|
|
|
|
|
by T-hawk
4337 days ago
|
|
The data comes in faster than 60 fps. A camera sensor doesn't capture the entire frame instantly every 1/60 second. It progressively scans through the frame over some measurable fraction of that 1/60 second. This is that quirk. Suppose the camera scans 720 lines in HD every 1/60 second. Each row is offset in time by 1/43200 second. A rigid object could be slightly offset in space on each line of pixels, indicating that sound waves perturbed it in the time gap between when the camera captured each line. So that subframe video data can be turned back into audio at a much higher frequency than that apparent 60 Hz video sampling rate. In other words, we're not just talking about 60 frames-per-second from a camera. It's really perhaps 43,200 rows per second, an enormously higher sampling frequency. |
|
Yes, yes, that was completely obvious from the article. We are getting thousands of "measurements" per second.

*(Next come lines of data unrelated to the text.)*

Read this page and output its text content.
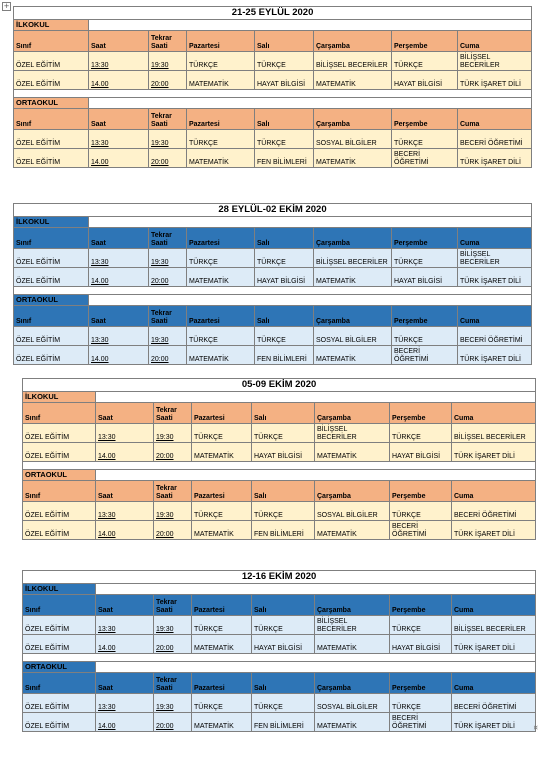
+
21-25 EYLÜL 2020							
İLKOKUL							
Sınıf	Saat	Tekrar Saati	Pazartesi	Salı	Çarşamba	Perşembe	Cuma
ÖZEL EĞİTİM	13:30	19:30	TÜRKÇE	TÜRKÇE	BİLİŞSEL BECERİLER	TÜRKÇE	BİLİŞSEL BECERİLER
ÖZEL EĞİTİM	14.00	20:00	MATEMATİK	HAYAT BİLGİSİ	MATEMATİK	HAYAT BİLGİSİ	TÜRK İŞARET DİLİ

ORTAOKUL							
Sınıf	Saat	Tekrar Saati	Pazartesi	Salı	Çarşamba	Perşembe	Cuma
ÖZEL EĞİTİM	13:30	19:30	TÜRKÇE	TÜRKÇE	SOSYAL BİLGİLER	TÜRKÇE	BECERİ ÖĞRETİMİ
ÖZEL EĞİTİM	14.00	20:00	MATEMATİK	FEN BİLİMLERİ	MATEMATİK	BECERİ ÖĞRETİMİ	TÜRK İŞARET DİLİ
28 EYLÜL-02 EKİM 2020							
İLKOKUL							
Sınıf	Saat	Tekrar Saati	Pazartesi	Salı	Çarşamba	Perşembe	Cuma
ÖZEL EĞİTİM	13:30	19:30	TÜRKÇE	TÜRKÇE	BİLİŞSEL BECERİLER	TÜRKÇE	BİLİŞSEL BECERİLER
ÖZEL EĞİTİM	14.00	20:00	MATEMATİK	HAYAT BİLGİSİ	MATEMATİK	HAYAT BİLGİSİ	TÜRK İŞARET DİLİ

ORTAOKUL							
Sınıf	Saat	Tekrar Saati	Pazartesi	Salı	Çarşamba	Perşembe	Cuma
ÖZEL EĞİTİM	13:30	19:30	TÜRKÇE	TÜRKÇE	SOSYAL BİLGİLER	TÜRKÇE	BECERİ ÖĞRETİMİ
ÖZEL EĞİTİM	14.00	20:00	MATEMATİK	FEN BİLİMLERİ	MATEMATİK	BECERİ ÖĞRETİMİ	TÜRK İŞARET DİLİ
05-09 EKİM 2020							
İLKOKUL							
Sınıf	Saat	Tekrar Saati	Pazartesi	Salı	Çarşamba	Perşembe	Cuma
ÖZEL EĞİTİM	13:30	19:30	TÜRKÇE	TÜRKÇE	BİLİŞSEL BECERİLER	TÜRKÇE	BİLİŞSEL BECERİLER
ÖZEL EĞİTİM	14.00	20:00	MATEMATİK	HAYAT BİLGİSİ	MATEMATİK	HAYAT BİLGİSİ	TÜRK İŞARET DİLİ

ORTAOKUL							
Sınıf	Saat	Tekrar Saati	Pazartesi	Salı	Çarşamba	Perşembe	Cuma
ÖZEL EĞİTİM	13:30	19:30	TÜRKÇE	TÜRKÇE	SOSYAL BİLGİLER	TÜRKÇE	BECERİ ÖĞRETİMİ
ÖZEL EĞİTİM	14.00	20:00	MATEMATİK	FEN BİLİMLERİ	MATEMATİK	BECERİ ÖĞRETİMİ	TÜRK İŞARET DİLİ
12-16 EKİM 2020							
İLKOKUL							
Sınıf	Saat	Tekrar Saati	Pazartesi	Salı	Çarşamba	Perşembe	Cuma
ÖZEL EĞİTİM	13:30	19:30	TÜRKÇE	TÜRKÇE	BİLİŞSEL BECERİLER	TÜRKÇE	BİLİŞSEL BECERİLER
ÖZEL EĞİTİM	14.00	20:00	MATEMATİK	HAYAT BİLGİSİ	MATEMATİK	HAYAT BİLGİSİ	TÜRK İŞARET DİLİ

ORTAOKUL							
Sınıf	Saat	Tekrar Saati	Pazartesi	Salı	Çarşamba	Perşembe	Cuma
ÖZEL EĞİTİM	13:30	19:30	TÜRKÇE	TÜRKÇE	SOSYAL BİLGİLER	TÜRKÇE	BECERİ ÖĞRETİMİ
ÖZEL EĞİTİM	14.00	20:00	MATEMATİK	FEN BİLİMLERİ	MATEMATİK	BECERİ ÖĞRETİMİ	TÜRK İŞARET DİLİ	¤
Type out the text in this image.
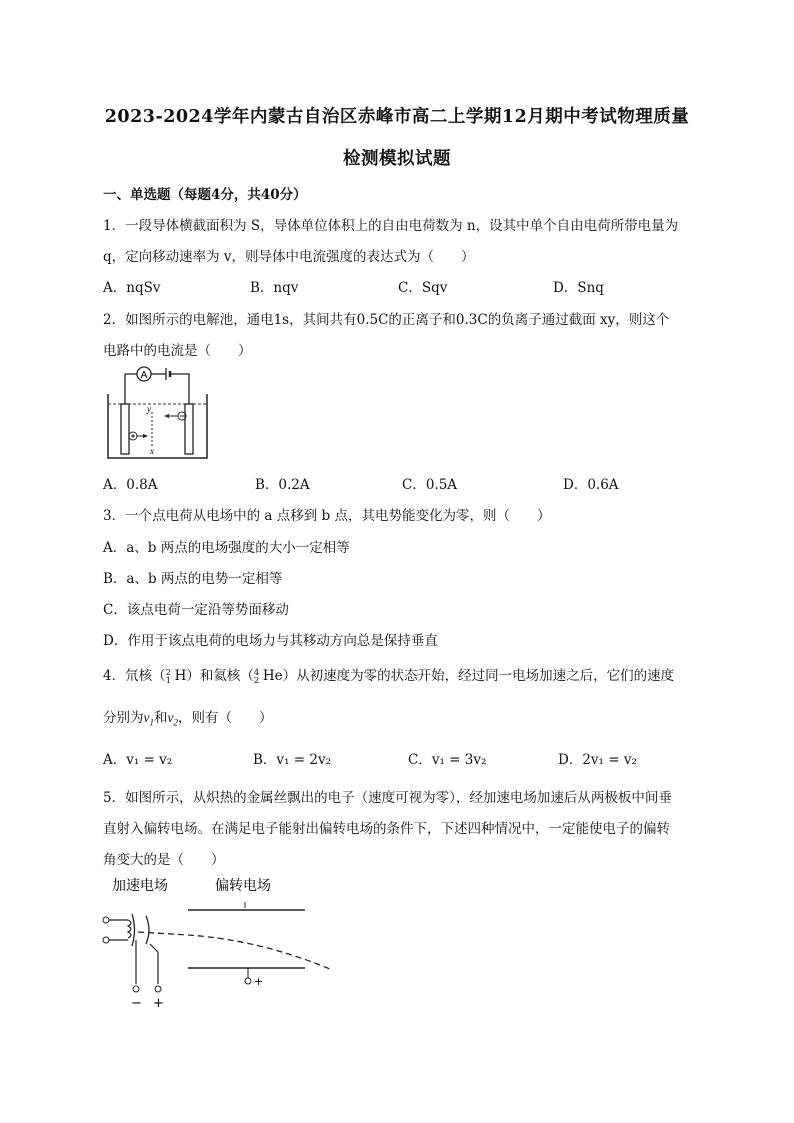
2023-2024学年内蒙古自治区赤峰市高二上学期12月期中考试物理质量
检测模拟试题
一、单选题（每题4分，共40分）
1．一段导体横截面积为 S，导体单位体积上的自由电荷数为 n，设其中单个自由电荷所带电量为
q，定向移动速率为 v，则导体中电流强度的表达式为（　　）
A．nqSv	B．nqv	C．Sqv	D．Snq
2．如图所示的电解池，通电1s，其间共有0.5C的正离子和0.3C的负离子通过截面 xy，则这个
电路中的电流是（　　）
A
y
x
A．0.8A	B．0.2A	C．0.5A	D．0.6A
3．一个点电荷从电场中的 a 点移到 b 点，其电势能变化为零，则（　　）
A．a、b 两点的电场强度的大小一定相等
B．a、b 两点的电势一定相等
C．该点电荷一定沿等势面移动
D．作用于该点电荷的电场力与其移动方向总是保持垂直
4．氘核（ 2
1 H）和氦核（ 4
2 He）从初速度为零的状态开始，经过同一电场加速之后，它们的速度
分别为$v_1$和$v_2$，则有（　　）
A．v₁ = v₂	B．v₁ = 2v₂	C．v₁ = 3v₂	D．2v₁ = v₂
5．如图所示，从炽热的金属丝飘出的电子（速度可视为零），经加速电场加速后从两极板中间垂
直射入偏转电场。在满足电子能射出偏转电场的条件下，下述四种情况中，一定能使电子的偏转
角变大的是（　　）
加速电场	偏转电场
+
− +
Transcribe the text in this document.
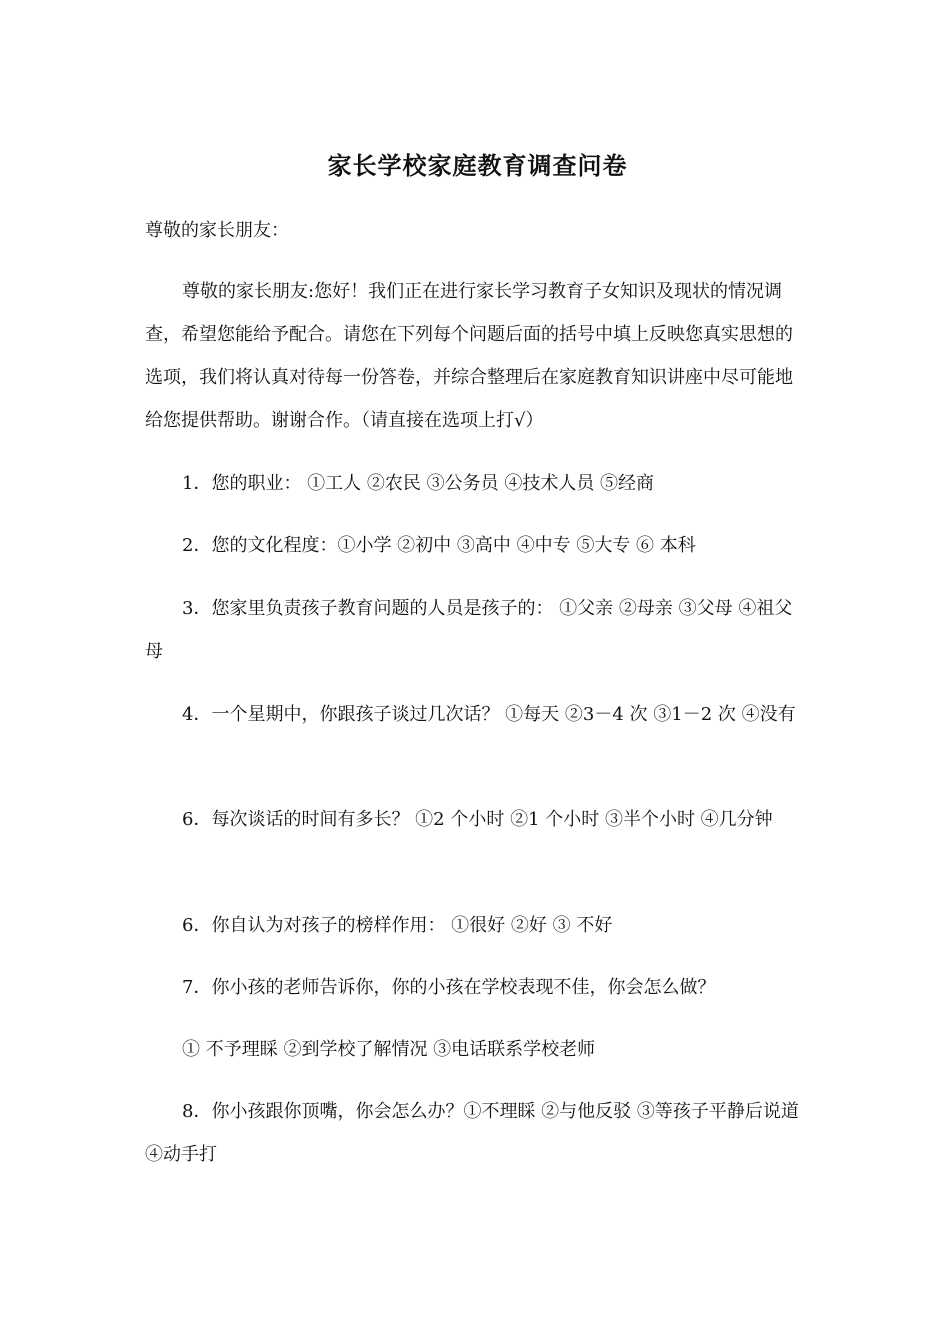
家长学校家庭教育调查问卷

尊敬的家长朋友：

尊敬的家长朋友:您好！我们正在进行家长学习教育子女知识及现状的情况调查，希望您能给予配合。请您在下列每个问题后面的括号中填上反映您真实思想的选项，我们将认真对待每一份答卷，并综合整理后在家庭教育知识讲座中尽可能地给您提供帮助。谢谢合作。（请直接在选项上打√）

1．您的职业： ①工人 ②农民 ③公务员 ④技术人员 ⑤经商

2．您的文化程度：①小学 ②初中 ③高中 ④中专 ⑤大专 ⑥ 本科

3．您家里负责孩子教育问题的人员是孩子的： ①父亲 ②母亲 ③父母 ④祖父母

4．一个星期中，你跟孩子谈过几次话？ ①每天 ②3－4 次 ③1－2 次 ④没有

6．每次谈话的时间有多长？ ①2 个小时 ②1 个小时 ③半个小时 ④几分钟

6．你自认为对孩子的榜样作用： ①很好 ②好 ③ 不好

7．你小孩的老师告诉你，你的小孩在学校表现不佳，你会怎么做？

① 不予理睬 ②到学校了解情况 ③电话联系学校老师

8．你小孩跟你顶嘴，你会怎么办？①不理睬 ②与他反驳 ③等孩子平静后说道④动手打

However, each of those measurements is incredibly inaccurate. Each one is trying to detect the change of colour of 1/200 of the colour range in a single pixel. You may be getting less than a single bit of entropy per measurement.
An advanced signal processing technique will look at the longer-term picture. Sound vibrations are not a random walk - they tend to be a combination of sine wave vibrations, where the rate of change of magnitude of each wavelength is significantly lower than the vibrations themselves. Therefore they are to a certain extent predictable, and this predictability is used by audio compression algorithms. The signal processing algorithm will have to make use of the extremely limited information coming from the measurements, and match up possible sets of varying sine waves that could be causing those measurements. This may be sufficient to reject some of the noise that we could hear on that video, and clean up the sound a bit, but it is quite a hard (and CPU-intensive) processing task.